Continuous Deployment with Capistrano and Jenkins
So we just launched our new site. I figured this was as good a time as any to finally get our ducks in a row vis-a-vis continous deployment. Since this is the sort of thing that a lot of people have to deal with, I figured I'd publish a blog post explaining how we took care of it.
Continuous Integration
isotope|eleven uses Jenkins for our continous integration server. We have it configured to run the relevant tests anytime a commit is pushed to our git repositories, as well as once daily for each job. We keep the Jenkins Wallboard running on our main conference room TV at all times, so we can see at a glance if any builds are failing. These are all fairly standard practices.
Continuous Deployment
Jenkins is pretty flexible, and so when it came time to do continous deployment I decided to use Jenkins to handle it.

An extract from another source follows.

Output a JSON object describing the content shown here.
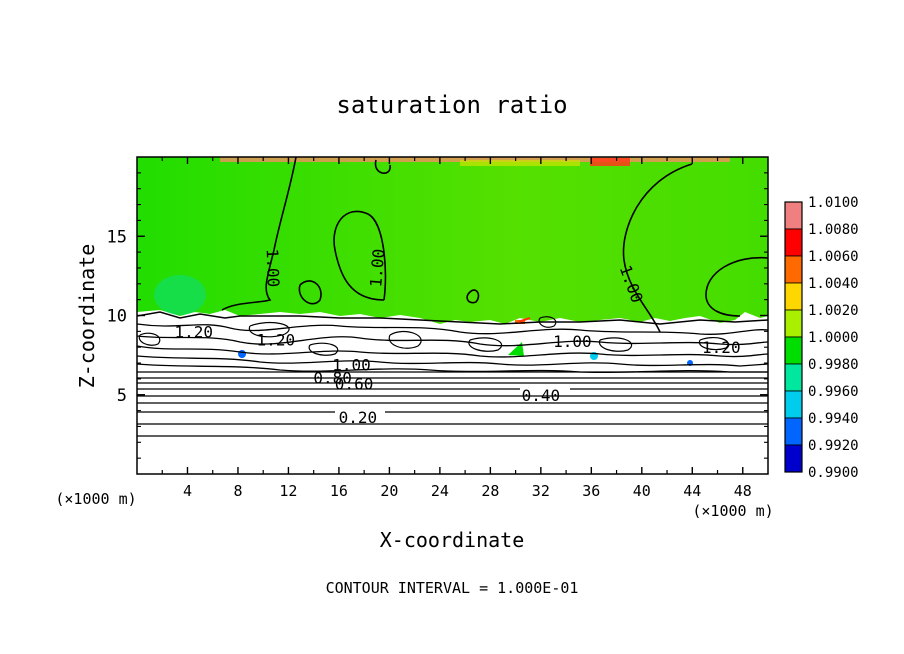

In Jenkins, it's very easy to make a job that just executes some shell script (in fact, most of our jobs are precisely this sort). This is perfect, because of course we just have a shell script we use to deploy our projects - capistrano!
Setting up the deploy job
To get started, I built a new job in Jenkins. The repository our site lives
in is called isotope-rails3, as is the main CI job for our site, so the new
job is called isotope-rails3-deploy. I set its git repository URL to our
repo. I then added a single build step, an "Execute Shell" step whose
command
is cap deploy:migrations
Finally, I set it to notify me in the event of a failure.
Setting up deploy without intervention
At this point, I can click the 'Build Now' button to kick off the deploy, but it's going to complain about passwords. I also had to set up the jenkins user on the jenkins server to be able to deploy our site passwordless. If you don't know how to do this, this is a pretty good tutorial on setting up your SSH authorized keys.
So now the button works and it will deploy without intervention, but I want to kick off this job after a successful run of our tests so that it will deploy each time we push new code to the deploy branch. To manage this, I just went into our main CI job for the repo and set it to 'Build other projects' in the Post-build Actions, and I told it to build the 'isotope-rails3-deploy' job only if the build succeeded.
Done! Get your Continous Deploy on.
With those simple steps, you've got a robust Continuous Deployment server that can be modified in a host of useful ways, as it's just a standard Jenkins job. Let me know if you try this and have any problems. Thanks!